Tuesday, October 23, 2007

Dialogue Exercises

From: CHARACTER MAKES THE STORY
By Sol Stein

Dialogue is a foreign language, different from whatever language a writer has grown up using. It can make people unknown to the writer cry, laugh and believe lies in seconds. It is succinct, can carry a great weight of meaning in few words, and, above all, it is adversarial. That doesn't mean shouting. Adversarial dialogue can be subtle. It also has modes that are akin to pitches in baseball, fastballs, curve balls, sinkers. Let me give you a couple of examples.

Here's an Elmore Leonard character propositioning a woman with a curve ball: 'Let's get a drink and talk for a few days.' A sinker is useful for comedy: 'Are you going to let go of me, or shall I scream and let the neighbors see you in your undershirt?'

Characters reveal themselves in dialogue best when they are under stress and blurt out things they never meant to say.

What counts in dialogue is not what is said, but what is meant.

Dialogue is not at all like recorded speech.

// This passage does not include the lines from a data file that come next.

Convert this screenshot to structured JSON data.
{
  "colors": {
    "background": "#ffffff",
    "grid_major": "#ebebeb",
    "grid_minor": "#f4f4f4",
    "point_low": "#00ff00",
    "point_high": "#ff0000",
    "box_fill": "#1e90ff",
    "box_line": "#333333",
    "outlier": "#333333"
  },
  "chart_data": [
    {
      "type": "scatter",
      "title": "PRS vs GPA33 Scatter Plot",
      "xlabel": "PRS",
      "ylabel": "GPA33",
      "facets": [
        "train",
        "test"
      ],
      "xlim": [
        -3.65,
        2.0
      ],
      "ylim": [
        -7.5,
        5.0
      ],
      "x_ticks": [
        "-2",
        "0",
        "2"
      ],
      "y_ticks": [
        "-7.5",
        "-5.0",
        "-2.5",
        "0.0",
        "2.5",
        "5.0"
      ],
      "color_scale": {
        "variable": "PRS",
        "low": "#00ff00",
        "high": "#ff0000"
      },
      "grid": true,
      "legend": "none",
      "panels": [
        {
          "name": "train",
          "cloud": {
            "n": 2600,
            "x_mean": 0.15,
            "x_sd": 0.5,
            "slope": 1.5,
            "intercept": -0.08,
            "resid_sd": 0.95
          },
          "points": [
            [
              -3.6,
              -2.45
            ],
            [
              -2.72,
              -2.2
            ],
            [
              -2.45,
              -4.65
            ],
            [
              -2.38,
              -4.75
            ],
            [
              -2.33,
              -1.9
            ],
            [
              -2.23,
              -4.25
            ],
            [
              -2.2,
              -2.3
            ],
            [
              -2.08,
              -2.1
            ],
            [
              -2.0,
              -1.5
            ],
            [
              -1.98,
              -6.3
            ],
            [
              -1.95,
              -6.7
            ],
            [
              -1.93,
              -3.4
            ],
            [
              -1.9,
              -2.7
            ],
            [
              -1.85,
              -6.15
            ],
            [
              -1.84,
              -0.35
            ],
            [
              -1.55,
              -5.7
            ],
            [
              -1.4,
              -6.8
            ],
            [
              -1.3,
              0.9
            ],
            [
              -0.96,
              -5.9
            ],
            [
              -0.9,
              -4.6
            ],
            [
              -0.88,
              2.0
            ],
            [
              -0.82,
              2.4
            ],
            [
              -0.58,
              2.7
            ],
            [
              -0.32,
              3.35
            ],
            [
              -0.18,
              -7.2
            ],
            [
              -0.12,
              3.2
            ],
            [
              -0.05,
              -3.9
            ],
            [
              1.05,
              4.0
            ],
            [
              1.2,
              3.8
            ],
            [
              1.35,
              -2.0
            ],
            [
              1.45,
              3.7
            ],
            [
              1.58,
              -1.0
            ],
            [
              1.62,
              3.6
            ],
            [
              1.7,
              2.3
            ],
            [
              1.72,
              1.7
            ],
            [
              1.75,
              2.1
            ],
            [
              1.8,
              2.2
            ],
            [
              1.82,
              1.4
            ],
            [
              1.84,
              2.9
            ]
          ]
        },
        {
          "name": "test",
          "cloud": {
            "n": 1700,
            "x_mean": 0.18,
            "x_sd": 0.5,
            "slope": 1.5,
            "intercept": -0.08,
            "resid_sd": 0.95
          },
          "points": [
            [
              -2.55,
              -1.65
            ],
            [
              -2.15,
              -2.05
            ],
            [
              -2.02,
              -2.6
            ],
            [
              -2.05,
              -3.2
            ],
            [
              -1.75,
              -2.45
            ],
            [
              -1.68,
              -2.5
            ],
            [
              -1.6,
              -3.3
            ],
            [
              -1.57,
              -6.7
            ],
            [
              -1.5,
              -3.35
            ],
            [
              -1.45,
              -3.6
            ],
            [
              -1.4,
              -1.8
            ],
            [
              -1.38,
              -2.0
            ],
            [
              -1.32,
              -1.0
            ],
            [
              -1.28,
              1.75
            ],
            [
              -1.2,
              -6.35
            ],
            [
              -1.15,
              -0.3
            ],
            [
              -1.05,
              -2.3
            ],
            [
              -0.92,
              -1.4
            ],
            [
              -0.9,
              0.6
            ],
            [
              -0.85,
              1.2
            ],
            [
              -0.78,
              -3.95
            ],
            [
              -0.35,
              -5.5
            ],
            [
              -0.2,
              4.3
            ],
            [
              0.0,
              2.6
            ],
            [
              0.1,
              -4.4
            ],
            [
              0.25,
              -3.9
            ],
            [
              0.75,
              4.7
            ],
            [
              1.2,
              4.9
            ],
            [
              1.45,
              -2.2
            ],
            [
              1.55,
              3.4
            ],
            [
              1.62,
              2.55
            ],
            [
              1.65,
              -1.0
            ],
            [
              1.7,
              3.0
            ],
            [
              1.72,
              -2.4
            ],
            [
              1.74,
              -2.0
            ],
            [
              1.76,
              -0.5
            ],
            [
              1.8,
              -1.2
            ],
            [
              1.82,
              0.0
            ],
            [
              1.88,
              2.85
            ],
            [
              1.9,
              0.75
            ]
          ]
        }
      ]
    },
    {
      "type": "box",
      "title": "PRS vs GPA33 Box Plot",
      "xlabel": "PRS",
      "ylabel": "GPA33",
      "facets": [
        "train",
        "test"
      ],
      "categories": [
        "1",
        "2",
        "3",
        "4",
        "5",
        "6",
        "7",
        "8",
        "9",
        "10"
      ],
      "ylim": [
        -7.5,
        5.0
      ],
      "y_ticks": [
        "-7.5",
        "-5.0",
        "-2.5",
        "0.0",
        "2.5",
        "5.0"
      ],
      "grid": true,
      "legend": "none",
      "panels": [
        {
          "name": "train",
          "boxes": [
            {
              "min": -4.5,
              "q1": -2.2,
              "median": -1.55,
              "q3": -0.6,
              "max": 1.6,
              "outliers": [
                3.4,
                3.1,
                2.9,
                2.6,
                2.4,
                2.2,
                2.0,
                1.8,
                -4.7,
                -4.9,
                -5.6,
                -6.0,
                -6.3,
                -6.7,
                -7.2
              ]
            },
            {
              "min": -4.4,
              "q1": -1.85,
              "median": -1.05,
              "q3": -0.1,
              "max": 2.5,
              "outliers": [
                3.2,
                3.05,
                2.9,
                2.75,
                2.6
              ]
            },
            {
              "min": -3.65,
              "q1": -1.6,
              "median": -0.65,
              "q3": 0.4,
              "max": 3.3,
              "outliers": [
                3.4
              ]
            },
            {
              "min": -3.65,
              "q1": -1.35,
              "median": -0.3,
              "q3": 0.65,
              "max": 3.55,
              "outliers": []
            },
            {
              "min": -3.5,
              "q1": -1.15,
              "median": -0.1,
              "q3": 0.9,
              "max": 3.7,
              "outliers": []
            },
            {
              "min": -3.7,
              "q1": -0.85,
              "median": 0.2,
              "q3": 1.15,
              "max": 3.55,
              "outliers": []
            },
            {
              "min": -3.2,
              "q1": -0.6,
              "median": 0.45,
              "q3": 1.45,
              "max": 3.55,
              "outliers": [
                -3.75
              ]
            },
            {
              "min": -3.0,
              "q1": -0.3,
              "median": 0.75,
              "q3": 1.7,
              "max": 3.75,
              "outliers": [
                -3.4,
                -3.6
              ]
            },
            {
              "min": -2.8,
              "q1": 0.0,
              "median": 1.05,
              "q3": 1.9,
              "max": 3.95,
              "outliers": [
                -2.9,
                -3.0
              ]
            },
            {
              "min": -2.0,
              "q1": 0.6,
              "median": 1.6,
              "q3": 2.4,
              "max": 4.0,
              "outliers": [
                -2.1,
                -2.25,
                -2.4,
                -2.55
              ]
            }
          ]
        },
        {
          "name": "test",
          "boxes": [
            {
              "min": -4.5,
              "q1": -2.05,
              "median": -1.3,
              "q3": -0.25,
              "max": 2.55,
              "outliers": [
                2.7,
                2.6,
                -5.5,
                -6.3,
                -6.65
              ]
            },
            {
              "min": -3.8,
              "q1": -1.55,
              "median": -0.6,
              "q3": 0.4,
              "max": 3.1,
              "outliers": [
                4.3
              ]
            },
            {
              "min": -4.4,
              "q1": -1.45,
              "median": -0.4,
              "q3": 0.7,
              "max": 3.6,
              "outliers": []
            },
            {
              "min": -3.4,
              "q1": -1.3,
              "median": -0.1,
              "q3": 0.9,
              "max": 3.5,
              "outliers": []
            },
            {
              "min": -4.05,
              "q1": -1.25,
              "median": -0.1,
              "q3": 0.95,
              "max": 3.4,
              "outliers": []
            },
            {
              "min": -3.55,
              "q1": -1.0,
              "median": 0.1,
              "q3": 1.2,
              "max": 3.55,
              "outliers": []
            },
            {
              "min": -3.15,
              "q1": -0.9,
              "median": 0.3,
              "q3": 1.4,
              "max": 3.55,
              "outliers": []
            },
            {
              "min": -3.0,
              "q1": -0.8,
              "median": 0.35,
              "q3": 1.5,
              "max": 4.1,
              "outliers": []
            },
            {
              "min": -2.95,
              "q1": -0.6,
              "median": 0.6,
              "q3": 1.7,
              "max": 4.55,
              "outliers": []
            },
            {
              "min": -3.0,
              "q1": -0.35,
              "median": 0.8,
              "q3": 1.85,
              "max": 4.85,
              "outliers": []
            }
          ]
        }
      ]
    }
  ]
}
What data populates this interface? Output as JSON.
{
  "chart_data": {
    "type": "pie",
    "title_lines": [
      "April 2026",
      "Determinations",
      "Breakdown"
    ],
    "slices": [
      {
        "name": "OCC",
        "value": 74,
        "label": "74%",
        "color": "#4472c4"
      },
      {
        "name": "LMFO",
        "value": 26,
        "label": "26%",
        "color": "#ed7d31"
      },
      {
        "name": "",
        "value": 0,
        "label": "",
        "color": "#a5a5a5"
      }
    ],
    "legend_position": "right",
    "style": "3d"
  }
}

Evidence: Court transcripts are recorded speech, and awfully boring.

Exercises:

1. "Writers get a great weight of meaning in few words"
Go through your script. Remove half the words from each dialogue line without losing any meaning.

2. Curve ball: 'Let's get a drink and talk for a few days.' A curve ball is when the audience thinks it knows where a line is going, but is surprised by where it ends up. Go through your script and put in a curve ball.

3. Sinker: 'Are you going to let go of me, or shall I scream and let the neighbors see you in your undershirt?' A sinker is when a character pitches a line in such a way that the antagonist is unable to hit it back. Go through your script and put in a sinker.